Go ahead and hit that snooze button one more time.
High school and middle school classes in California will start later than ever when the school year begins this fall. That means that students (and the parents who get them to school) can look forward to a little extra sleep.
In 2019, California legislators passed a first-of-its-kind law requiring that all public high schools begin classes no earlier than 8:30 a.m. and that middle schools start no earlier than 8 a.m. The law officially went into effect on July 1.
Teenagers not only need as much as 10 hours of sleep each day, but shifts in their biological rhythms also make them become sleepy later. “Asking a teenager to be awake and trying to absorb information at 8:30 in the morning in some ways is like asking an adult to wake up at 4 o’clock in the morning,” Matthew Walker, a University of California, Berkeley, neuroscience professor, told NPR.
Before the coronavirus pandemic, the average public high school start time was 8 a.m. nationwide and 8:04 a.m. in California. In some pockets of the Golden State, the switch to virtual learning resulted in classes beginning later, but now those delayed start times are becoming mandatory and widespread. (There are some exceptions: The new law doesn’t apply to rural communities or optional class periods called “zero periods,” which start before the regular school sessions.)
Experts say that chronic sleep deprivation among teenagers has been linked to worse academic performance and mental and physical health problems, as well as substance abuse and drowsy driving. Because of the litany of public health risks, the American Academy of Pediatrics has called for school to start no earlier than 8:30 a.m., as even 60 extra minutes of sleep per night can have major benefits in staving off long-term health issues.
“The effects of that one hour is something they will be feeling as 40-year-old adults,” said Dr. Sumit Bhargava, a clinical associate professor of pediatrics at Stanford University. “When you give them the gift of increased sleep time, it is the biggest bang for the buck that you can think about.”

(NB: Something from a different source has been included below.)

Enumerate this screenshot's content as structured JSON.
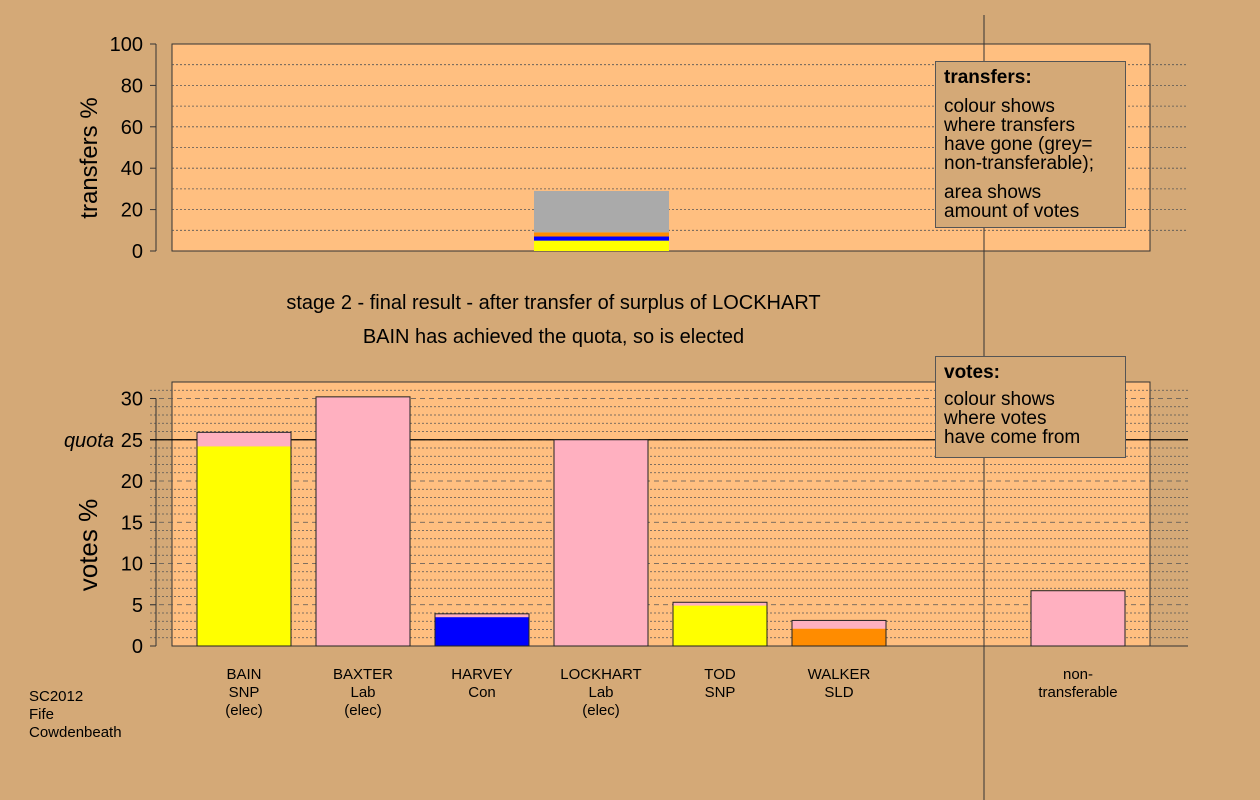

Lisa L. Lewis, who advocated for California’s law and recently published a book called “The Sleep-Deprived Teen,” said that places that have already pushed back school start times have seen positive results.
When Seattle’s public school district shifted its start time in 2016, students got about half an hour more sleep per night. And in a Denver-area suburb, high schoolers slept about 45 minutes longer on average.
Other states, including New York and New Jersey, are now considering similar legislation.
“This is a public health issue,” Lewis said. “As of now, California is the only one, but we are often a bellwether for other states.”